You feel the blisters but don’t see the holes in your socks. You are weighed down with tiredness but overlook the bricks you are carrying. You follow the detours but can’t understand where the lakes and mountains have gone.

Finally, after hours of slow toil you give up and decide that this walking lark really isn’t for you - or if you are the cussed, stubborn type - you joylessly reach your destination and then decide that walking isn’t for you.

Either way you know that you’ve given it a real good go (you have the scars to prove it), and even though deep down you know that walking is what you were truly meant to do, there’s no shame now in finding something else to do with your time.

Does that sound a little over the top? Well, if we take it as a literal tale then you’d be right. But take it as a metaphor for the way many of us pursue our dreams (creative or otherwise) and it becomes frighteningly accurate.
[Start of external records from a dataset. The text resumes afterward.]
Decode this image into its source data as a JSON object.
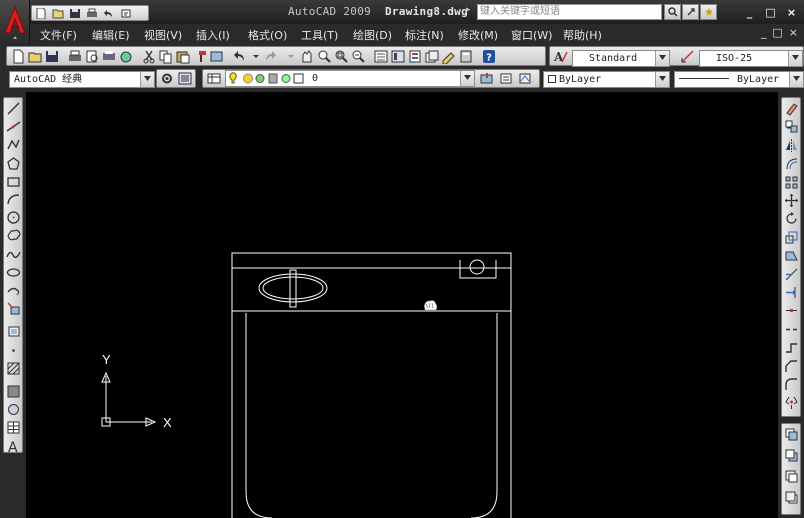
{
  "window": {
    "app_name": "AutoCAD 2009",
    "file_name": "Drawing8.dwg",
    "help_placeholder": "键入关键字或短语",
    "controls": [
      "_",
      "□",
      "×"
    ]
  },
  "menu": {
    "items": [
      "文件(F)",
      "编辑(E)",
      "视图(V)",
      "插入(I)",
      "格式(O)",
      "工具(T)",
      "绘图(D)",
      "标注(N)",
      "修改(M)",
      "窗口(W)",
      "帮助(H)"
    ],
    "doc_controls": [
      "_",
      "□",
      "×"
    ]
  },
  "toolbar1": {
    "text_style": "Standard",
    "dim_style": "ISO-25"
  },
  "toolbar2": {
    "workspace": "AutoCAD 经典",
    "layer": "0",
    "color": "ByLayer",
    "linetype": "ByLayer"
  },
  "ucs": {
    "x_label": "X",
    "y_label": "Y"
  },
  "colors": {
    "canvas": "#000000",
    "line": "#ffffff",
    "brand_red": "#cc1a1a"
  },
  "left_tools": [
    "line-icon",
    "construction-line-icon",
    "polyline-icon",
    "polygon-icon",
    "rectangle-icon",
    "arc-icon",
    "circle-icon",
    "revision-cloud-icon",
    "spline-icon",
    "ellipse-icon",
    "ellipse-arc-icon",
    "insert-block-icon",
    "make-block-icon",
    "point-icon",
    "hatch-icon",
    "gradient-icon",
    "region-icon",
    "table-icon",
    "multiline-text-icon"
  ],
  "right_tools": [
    "erase-icon",
    "copy-icon",
    "mirror-icon",
    "offset-icon",
    "array-icon",
    "move-icon",
    "rotate-icon",
    "scale-icon",
    "stretch-icon",
    "trim-icon",
    "extend-icon",
    "break-at-point-icon",
    "break-icon",
    "join-icon",
    "chamfer-icon",
    "fillet-icon",
    "explode-icon"
  ],
  "right_tools2": [
    "draworder-front-icon",
    "draworder-back-icon",
    "bring-above-icon",
    "send-under-icon"
  ]
}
The fact is though, that we all carry some negative, limiting stuff around with us, some of which we are aware of and much of which we have no idea about.

That ’stuff’ comes in all sorts of varieties:

  • Negative inner voices
  • Self doubt
  • Poor self image
  • Negative self beliefs
  • Self sabotage
  • Low self esteem and confidence

And from all sorts of sources:

  • Childhood experiences
  • Cultural background
  • Parents and family
  • Negative work experiences
  • Toxic relationships - past or present

Of course, in the walking story you notice that it’s you that puts the bricks in your backpack and you that throws the pebbles in your own shoes - whereas in the list above all the stuff is coming from everywhere but you.
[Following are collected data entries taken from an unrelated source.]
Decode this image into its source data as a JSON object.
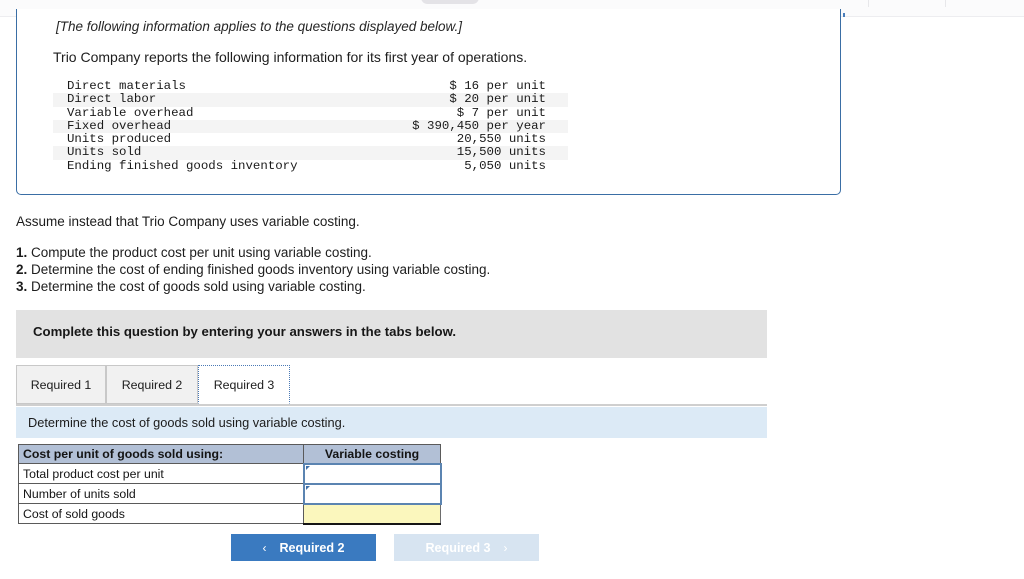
{
  "top_toolbar": {
    "pill_placeholder": "",
    "accent_color": "#4a7ebb"
  },
  "info_box": {
    "note": "[The following information applies to the questions displayed below.]",
    "lead": "Trio Company reports the following information for its first year of operations.",
    "border_color": "#3a6ea5",
    "facts": [
      {
        "label": "Direct materials",
        "value": "$ 16 per unit"
      },
      {
        "label": "Direct labor",
        "value": "$ 20 per unit"
      },
      {
        "label": "Variable overhead",
        "value": "$ 7 per unit"
      },
      {
        "label": "Fixed overhead",
        "value": "$ 390,450 per year"
      },
      {
        "label": "Units produced",
        "value": "20,550 units"
      },
      {
        "label": "Units sold",
        "value": "15,500 units"
      },
      {
        "label": "Ending finished goods inventory",
        "value": "5,050 units"
      }
    ]
  },
  "prompt": {
    "assume": "Assume instead that Trio Company uses variable costing.",
    "requirements": [
      {
        "num": "1.",
        "text": " Compute the product cost per unit using variable costing."
      },
      {
        "num": "2.",
        "text": " Determine the cost of ending finished goods inventory using variable costing."
      },
      {
        "num": "3.",
        "text": " Determine the cost of goods sold using variable costing."
      }
    ]
  },
  "complete_banner": {
    "text": "Complete this question by entering your answers in the tabs below.",
    "background": "#e2e2e2"
  },
  "tabs": {
    "items": [
      {
        "label": "Required 1",
        "active": false
      },
      {
        "label": "Required 2",
        "active": false
      },
      {
        "label": "Required 3",
        "active": true
      }
    ],
    "active_index": 2,
    "focus_outline_color": "#4a79b5"
  },
  "instruction_bar": {
    "text": "Determine the cost of goods sold using variable costing.",
    "background": "#dceaf6"
  },
  "answer_table": {
    "headers": {
      "label": "Cost per unit of goods sold using:",
      "value": "Variable costing"
    },
    "header_background": "#b2c0d6",
    "input_border_color": "#5b84b1",
    "result_background": "#fbf7bd",
    "rows": [
      {
        "label": "Total product cost per unit",
        "value": "",
        "kind": "input"
      },
      {
        "label": "Number of units sold",
        "value": "",
        "kind": "input"
      },
      {
        "label": "Cost of sold goods",
        "value": "",
        "kind": "result"
      }
    ]
  },
  "footer": {
    "prev": {
      "label": "Required 2",
      "chevron": "‹",
      "background": "#3a7ac0",
      "enabled": true
    },
    "next": {
      "label": "Required 3",
      "chevron": "›",
      "background": "#d7e4f1",
      "enabled": false
    }
  }
}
That might be a fact - but if you want to shed those weights and impediments you can’t afford to waste your energy on blame and recrimination. All that does is add to the weights. It puts you into a victim mentality that saps away your personal power. Look at it this way - if, in your mind, it’s all the responsibility of other people and outside sources, then you probably also regard it as their responsibility to relieve you of the burden, and that simply will not happen.

You need a much more Zen approach.

Like it or not, the stuff you have is yours now. For the moment, be accepting. Regardless of how you got those bricks and pebbles in the past, take responsibility for them in the present. Because no one else can deal with them, no one else can throw them away.

That’s the first big step.

You don’t even need to fully understand the nature of the weights you are lumbered with yet. Just begin the process of release. Because, to use another image, while ever you focus on blaming others you are like a beautiful balloon anchored to the ground - tethered to the past.

So let go and begin.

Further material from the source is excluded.